Dr. Francis: To ask the Secretary of State for International Development if he will make a statement on his Department's activities in Mozambique. [53714]
Hilary Benn: DFID is the largest bilateral donor in Mozambique. Our aid framework for 2005-06 is £55 million, two thirds of which is provided as Poverty Reduction Poverty Support used to fund Government of Mozambique priorities as set out in the PARPA (Mozambique's Poverty Reduction Strategy). In addition, DFID has a large sectoral programme in the areas of health, education, infrastructure and HIV and AIDS. We also fund key central reform processes, including public financial management and public sector reform, and have a number a programmes with civil society. More information about DFID's programme in Mozambique is available on DFID's website at http://www.dfid.gov.uk/countries/africa/mozambique.asp
Dr. Francis: To ask the Secretary of State for International Development if he will make a statement on his Department's activities in Namibia. [53712]
Hilary Benn: The focus of DFID's bilateral programme in Namibia has been on developing livelihoods for the poor in the centre and north of the country. In the past five years DFID's Namibia programme in 2004-05 was £1.2 million.
The UK also supports development programmes in Namibia through multilateral bodies, in particular through our contribution to the European Commission (EC) of which our share of total assistance to Namibia is 14 per cent.

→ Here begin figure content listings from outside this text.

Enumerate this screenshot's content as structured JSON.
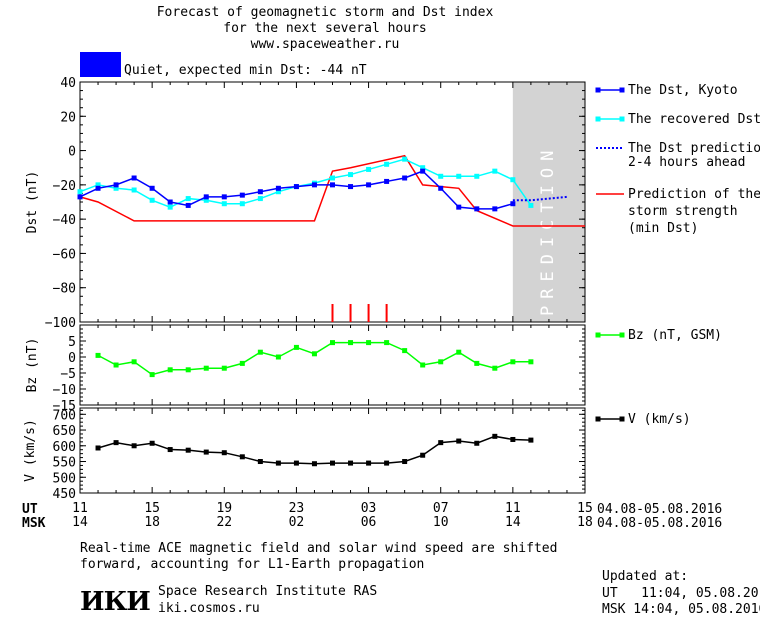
{
  "header": {
    "title_line1": "Forecast of geomagnetic storm and Dst index",
    "title_line2": "for the next several hours",
    "url": "www.spaceweather.ru",
    "status_text": "Quiet, expected min Dst: -44 nT",
    "status_color": "#0000ff"
  },
  "legend": {
    "dst_kyoto": "The Dst, Kyoto",
    "recovered": "The recovered Dst",
    "prediction_l1": "The Dst prediction",
    "prediction_l2": "2-4 hours ahead",
    "strength_l1": "Prediction of the",
    "strength_l2": "storm strength",
    "strength_l3": "(min Dst)",
    "bz": "Bz (nT, GSM)",
    "v": "V (km/s)"
  },
  "prediction_label": "PREDICTION",
  "time_axis": {
    "ut_label": "UT",
    "msk_label": "MSK",
    "ut_ticks": [
      "11",
      "15",
      "19",
      "23",
      "03",
      "07",
      "11",
      "15"
    ],
    "msk_ticks": [
      "14",
      "18",
      "22",
      "02",
      "06",
      "10",
      "14",
      "18"
    ],
    "date_range_ut": "04.08-05.08.2016",
    "date_range_msk": "04.08-05.08.2016"
  },
  "footer": {
    "note_line1": "Real-time ACE magnetic field and solar wind speed are shifted",
    "note_line2": "forward, accounting for L1-Earth propagation",
    "logo": "ИКИ",
    "institute": "Space Research Institute RAS",
    "website": "iki.cosmos.ru",
    "updated_label": "Updated at:",
    "updated_ut": "UT   11:04, 05.08.2016",
    "updated_msk": "MSK 14:04, 05.08.2016"
  },
  "colors": {
    "dst": "#0000ff",
    "recovered": "#00ffff",
    "prediction": "#0000ff",
    "strength": "#ff0000",
    "bz": "#00ff00",
    "v": "#000000",
    "prediction_band": "#d3d3d3"
  },
  "chart_data": [
    {
      "type": "line",
      "ylabel": "Dst (nT)",
      "ylim": [
        -100,
        40
      ],
      "yticks": [
        40,
        20,
        0,
        -20,
        -40,
        -60,
        -80,
        -100
      ],
      "x_unit": "hours since 04.08.2016 11:00 UT",
      "xlim": [
        0,
        28
      ],
      "prediction_start": 24,
      "series": [
        {
          "name": "The Dst, Kyoto",
          "x": [
            0,
            1,
            2,
            3,
            4,
            5,
            6,
            7,
            8,
            9,
            10,
            11,
            12,
            13,
            14,
            15,
            16,
            17,
            18,
            19,
            20,
            21,
            22,
            23,
            24
          ],
          "y": [
            -27,
            -22,
            -20,
            -16,
            -22,
            -30,
            -32,
            -27,
            -27,
            -26,
            -24,
            -22,
            -21,
            -20,
            -20,
            -21,
            -20,
            -18,
            -16,
            -12,
            -22,
            -33,
            -34,
            -34,
            -31
          ]
        },
        {
          "name": "The recovered Dst",
          "x": [
            0,
            1,
            2,
            3,
            4,
            5,
            6,
            7,
            8,
            9,
            10,
            11,
            12,
            13,
            14,
            15,
            16,
            17,
            18,
            19,
            20,
            21,
            22,
            23,
            24,
            25
          ],
          "y": [
            -24,
            -20,
            -22,
            -23,
            -29,
            -33,
            -28,
            -29,
            -31,
            -31,
            -28,
            -24,
            -21,
            -19,
            -16,
            -14,
            -11,
            -8,
            -5,
            -10,
            -15,
            -15,
            -15,
            -12,
            -17,
            -32
          ]
        },
        {
          "name": "The Dst prediction 2-4 hours ahead",
          "x": [
            24,
            25,
            26,
            27
          ],
          "y": [
            -29,
            -29,
            -28,
            -27
          ]
        },
        {
          "name": "Prediction of the storm strength (min Dst)",
          "x": [
            0,
            1,
            3,
            13,
            14,
            15,
            18,
            19,
            21,
            22,
            24,
            28
          ],
          "y": [
            -27,
            -30,
            -41,
            -41,
            -12,
            -10,
            -3,
            -20,
            -22,
            -35,
            -44,
            -44
          ]
        }
      ],
      "event_markers_x": [
        14,
        15,
        16,
        17
      ]
    },
    {
      "type": "line",
      "ylabel": "Bz (nT)",
      "ylim": [
        -15,
        10
      ],
      "yticks": [
        5,
        0,
        -5,
        -10,
        -15
      ],
      "series": [
        {
          "name": "Bz (nT, GSM)",
          "x": [
            1,
            2,
            3,
            4,
            5,
            6,
            7,
            8,
            9,
            10,
            11,
            12,
            13,
            14,
            15,
            16,
            17,
            18,
            19,
            20,
            21,
            22,
            23,
            24,
            25
          ],
          "y": [
            0.5,
            -2.5,
            -1.5,
            -5.5,
            -4,
            -4,
            -3.5,
            -3.5,
            -2,
            1.5,
            0,
            3,
            1,
            4.5,
            4.5,
            4.5,
            4.5,
            2,
            -2.5,
            -1.5,
            1.5,
            -2,
            -3.5,
            -1.5,
            -1.5
          ]
        }
      ]
    },
    {
      "type": "line",
      "ylabel": "V (km/s)",
      "ylim": [
        450,
        720
      ],
      "yticks": [
        700,
        650,
        600,
        550,
        500,
        450
      ],
      "series": [
        {
          "name": "V (km/s)",
          "x": [
            1,
            2,
            3,
            4,
            5,
            6,
            7,
            8,
            9,
            10,
            11,
            12,
            13,
            14,
            15,
            16,
            17,
            18,
            19,
            20,
            21,
            22,
            23,
            24,
            25
          ],
          "y": [
            593,
            610,
            600,
            608,
            588,
            586,
            580,
            578,
            565,
            550,
            545,
            545,
            543,
            545,
            545,
            545,
            545,
            550,
            570,
            610,
            615,
            608,
            630,
            620,
            618
          ]
        }
      ]
    }
  ]
}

DFID also supports a wide range of HIV prevention and care initiatives in Namibia through the Southern Africa Development Community (SADC). This programme operates in Botswana, Swaziland, Namibia and Lesotho. Namibia should also benefit from a current pipeline programme with UNICEF, which will focus on the care and support of orphans and vulnerable children. This £18 million/three year programme will operate in Angola, Lesotho, Botswana, Namibia, South Africa and Swaziland.
There are several other regional programmes outlined in DFID's Regional Plan for Southern Africa that may benefit Namibia. The priority areas identified in the Plan are peace and security, resilient livelihoods and growth, jobs and equity. The Plan will be launched on 28 February 2006.